Si su padre no hubiera estado tan endeudado con la subasta de Tattersalls, la venta del establo habría generado algún beneficio. Sí, sí, sí. Si los deseos fueran caballos…, pensó apenada.

Pero por mucho que soñara, esos sueños no iban a resolver sus problemas. Sencillamente tendría que salir del paso hasta que regresara Will…, con un poco de suerte, más rico que cuando partió.

La fría despedida de Darley le había dado mucho que pensar.

Elspeth entendió mejor que nunca que su destino estaba completamente en sus manos.

No iba a aparecer un deslumbrante caballero para socorrerla.

Ni un buen samaritano la liberaría de las ataduras del matrimonio.

Sólo era responsable de ella… y de Sophie… y ella era capaz de cruzar los continentes… por Will.


* * *

Capítulo 15

Cuando regresaron a Grafton Park, Elspeth comenzó a montar cuatro horas diarias para evitar coincidir lo menos posible con su marido. De todas maneras, él andaba atareado con los mozos de cuadra y los entrenadores, preparándolo todo para la temporada de carreras local. Sin embargo, estaba obligada a asistir a las cenas todas las noches, una prueba extremadamente dura que ella afrontaba con pavor. Grafton se emborrachaba a menudo y se comportaba de modo ultrajante. Y fuera cual fuera la excusa que ella ponía para abandonar la mesa cuando la cena había terminado, él insistía en que se quedara. Entonces ella le servía más oporto o tocaba el piano para distraerle, o se limitaba a escuchar sus desvaríos.

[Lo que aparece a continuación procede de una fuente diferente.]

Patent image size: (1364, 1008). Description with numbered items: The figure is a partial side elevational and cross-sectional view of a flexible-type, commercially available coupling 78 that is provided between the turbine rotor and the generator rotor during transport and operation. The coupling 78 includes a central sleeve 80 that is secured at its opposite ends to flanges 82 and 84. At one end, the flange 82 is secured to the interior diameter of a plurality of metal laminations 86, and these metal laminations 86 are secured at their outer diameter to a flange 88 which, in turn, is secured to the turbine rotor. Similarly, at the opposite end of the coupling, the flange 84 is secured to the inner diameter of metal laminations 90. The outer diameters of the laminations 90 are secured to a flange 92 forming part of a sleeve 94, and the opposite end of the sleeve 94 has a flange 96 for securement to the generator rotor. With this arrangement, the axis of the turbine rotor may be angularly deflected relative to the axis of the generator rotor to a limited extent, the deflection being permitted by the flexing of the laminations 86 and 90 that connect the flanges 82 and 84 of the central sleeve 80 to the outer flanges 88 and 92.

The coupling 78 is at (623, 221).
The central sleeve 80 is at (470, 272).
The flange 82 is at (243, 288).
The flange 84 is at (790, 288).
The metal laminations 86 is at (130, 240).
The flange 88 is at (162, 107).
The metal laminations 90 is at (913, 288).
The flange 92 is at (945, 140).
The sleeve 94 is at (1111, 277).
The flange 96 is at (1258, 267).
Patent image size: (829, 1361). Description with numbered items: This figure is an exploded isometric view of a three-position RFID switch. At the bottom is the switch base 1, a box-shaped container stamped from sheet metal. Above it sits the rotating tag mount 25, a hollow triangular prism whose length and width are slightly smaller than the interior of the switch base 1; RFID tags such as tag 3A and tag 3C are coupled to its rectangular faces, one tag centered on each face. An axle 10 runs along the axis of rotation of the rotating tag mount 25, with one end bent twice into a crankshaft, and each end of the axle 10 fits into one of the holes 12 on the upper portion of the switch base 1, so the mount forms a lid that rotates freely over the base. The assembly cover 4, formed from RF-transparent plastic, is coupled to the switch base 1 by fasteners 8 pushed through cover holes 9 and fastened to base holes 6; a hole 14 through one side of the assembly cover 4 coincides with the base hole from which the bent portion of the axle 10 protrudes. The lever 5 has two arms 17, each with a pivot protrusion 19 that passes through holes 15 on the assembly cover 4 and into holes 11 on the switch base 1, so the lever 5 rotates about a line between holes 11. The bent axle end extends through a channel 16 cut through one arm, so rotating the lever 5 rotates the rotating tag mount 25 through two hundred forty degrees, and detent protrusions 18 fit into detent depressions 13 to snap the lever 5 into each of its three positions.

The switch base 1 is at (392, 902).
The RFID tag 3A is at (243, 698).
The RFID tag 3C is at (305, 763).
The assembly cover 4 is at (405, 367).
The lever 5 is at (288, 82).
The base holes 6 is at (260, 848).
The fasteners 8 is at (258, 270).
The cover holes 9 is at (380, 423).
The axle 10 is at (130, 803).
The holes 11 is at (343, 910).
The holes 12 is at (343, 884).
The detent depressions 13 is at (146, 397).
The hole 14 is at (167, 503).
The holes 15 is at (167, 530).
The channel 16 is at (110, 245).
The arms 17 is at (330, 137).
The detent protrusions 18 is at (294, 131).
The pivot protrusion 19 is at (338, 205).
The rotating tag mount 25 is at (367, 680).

No pensó que le resultaría tan difícil volver a acomodarse a su antigua existencia. Había pensado que podría continuar con su vida, desterrando los recuerdos de Darley para rememorarlos con cariño sólo de vez en cuando, como se hace con los recuerdos de la niñez. Pero las cosas no fueron tan fáciles. No había podido dar media vuelta y desconectar, sin más. De hecho, los pensamientos sobre Darley se arremolinaban en la mente con mayor frecuencia a medida que pasaban los días… como si después de experimentar la dicha, su malestar se hubiera puesto más de relieve.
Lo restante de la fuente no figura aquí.